Сказав это, она снова поднесла ко рту стакан с кока-колой, а свободной рукой достала из лежащей на столе кипы счетов, каталогов и газет журнал «Вуманс оун» [40]. Перевернув первую страницу, она стала сосредоточенно читать оглавление, давая понять, что разговор закончен.

Рейчел наблюдала, как яркий ноготь матери перемещался сверху вниз по перечню публикаций номера. Она заметила, как оживилась Конни, дойдя до статьи «Семь способов уличить его в обмане». От одного названия Рейчел, несмотря на жару, бросило в дрожь – ведь в статье наверняка говорилось о том, как докопаться до самой сути проблемы. Сейчас ей нужна была статья совсем о другом, ну например: «Что делать, когда ты в курсе дела», – хотя ответ она уже знала. Ничего не делать и ждать. И именно так, как она теперь считала, должен поступать каждый, когда ситуация доводит его до той черты, переступив которую совершаешь либо мелкое предательство, либо что-то совсем другое. Как ни крути, эта дилемма не предлагает другого пути, кроме того, который ведет к несчастью.

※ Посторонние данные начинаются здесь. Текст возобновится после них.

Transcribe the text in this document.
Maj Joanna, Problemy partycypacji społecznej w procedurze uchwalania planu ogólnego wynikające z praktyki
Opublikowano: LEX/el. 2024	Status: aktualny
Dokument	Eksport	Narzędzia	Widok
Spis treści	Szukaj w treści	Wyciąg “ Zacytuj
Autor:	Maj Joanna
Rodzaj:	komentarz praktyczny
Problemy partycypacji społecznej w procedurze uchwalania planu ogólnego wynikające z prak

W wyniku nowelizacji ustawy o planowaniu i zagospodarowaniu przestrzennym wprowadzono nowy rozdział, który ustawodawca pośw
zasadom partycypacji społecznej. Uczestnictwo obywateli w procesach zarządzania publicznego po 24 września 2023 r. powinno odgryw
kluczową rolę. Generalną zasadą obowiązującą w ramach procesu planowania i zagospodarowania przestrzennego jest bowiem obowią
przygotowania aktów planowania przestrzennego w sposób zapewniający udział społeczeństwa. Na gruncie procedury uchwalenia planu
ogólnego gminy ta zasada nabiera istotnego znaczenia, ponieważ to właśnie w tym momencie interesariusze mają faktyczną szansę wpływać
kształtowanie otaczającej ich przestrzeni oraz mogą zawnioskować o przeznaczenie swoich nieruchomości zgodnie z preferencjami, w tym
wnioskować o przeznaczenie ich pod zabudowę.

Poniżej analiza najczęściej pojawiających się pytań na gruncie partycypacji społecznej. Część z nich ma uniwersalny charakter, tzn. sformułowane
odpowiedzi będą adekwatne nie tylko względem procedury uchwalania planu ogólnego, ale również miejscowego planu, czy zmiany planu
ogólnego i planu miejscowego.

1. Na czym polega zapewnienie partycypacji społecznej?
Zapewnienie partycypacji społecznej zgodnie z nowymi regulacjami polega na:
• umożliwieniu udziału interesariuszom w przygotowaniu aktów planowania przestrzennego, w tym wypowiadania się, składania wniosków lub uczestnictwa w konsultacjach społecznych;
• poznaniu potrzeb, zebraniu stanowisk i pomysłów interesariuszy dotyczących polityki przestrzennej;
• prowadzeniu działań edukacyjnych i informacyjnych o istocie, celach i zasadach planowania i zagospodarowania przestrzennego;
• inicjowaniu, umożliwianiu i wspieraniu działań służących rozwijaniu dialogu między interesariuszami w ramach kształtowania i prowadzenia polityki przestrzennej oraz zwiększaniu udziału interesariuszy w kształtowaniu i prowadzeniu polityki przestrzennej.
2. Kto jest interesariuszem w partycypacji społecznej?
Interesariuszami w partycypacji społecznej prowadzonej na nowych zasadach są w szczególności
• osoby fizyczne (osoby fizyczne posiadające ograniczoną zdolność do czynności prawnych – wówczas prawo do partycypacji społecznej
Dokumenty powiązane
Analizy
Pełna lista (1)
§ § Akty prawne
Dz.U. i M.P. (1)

То, что произошло за последние дни в Балфорде-ле-Нец, окончательно убедило Рейчел в этом.

– Вы пока не знаете, на сколько дней?

Брызги слюны вылетали при каждом слове изо рта хозяина отеля «Пепелище». При этом он потирал руки так, словно между его ладонями уже находились деньги, с которыми Барбаре придется расстаться перед тем, как покинуть его отель. Представляясь, он назвал себя Базилем Тревесом и добавил, что является отставным лейтенантом – вооруженных сил ее величества, гордо объявил он, – прочитав в регистрационной карточке, что Барбара служит в Нью-Скотленд-Ярде. Это в некотором роде делало их коллегами.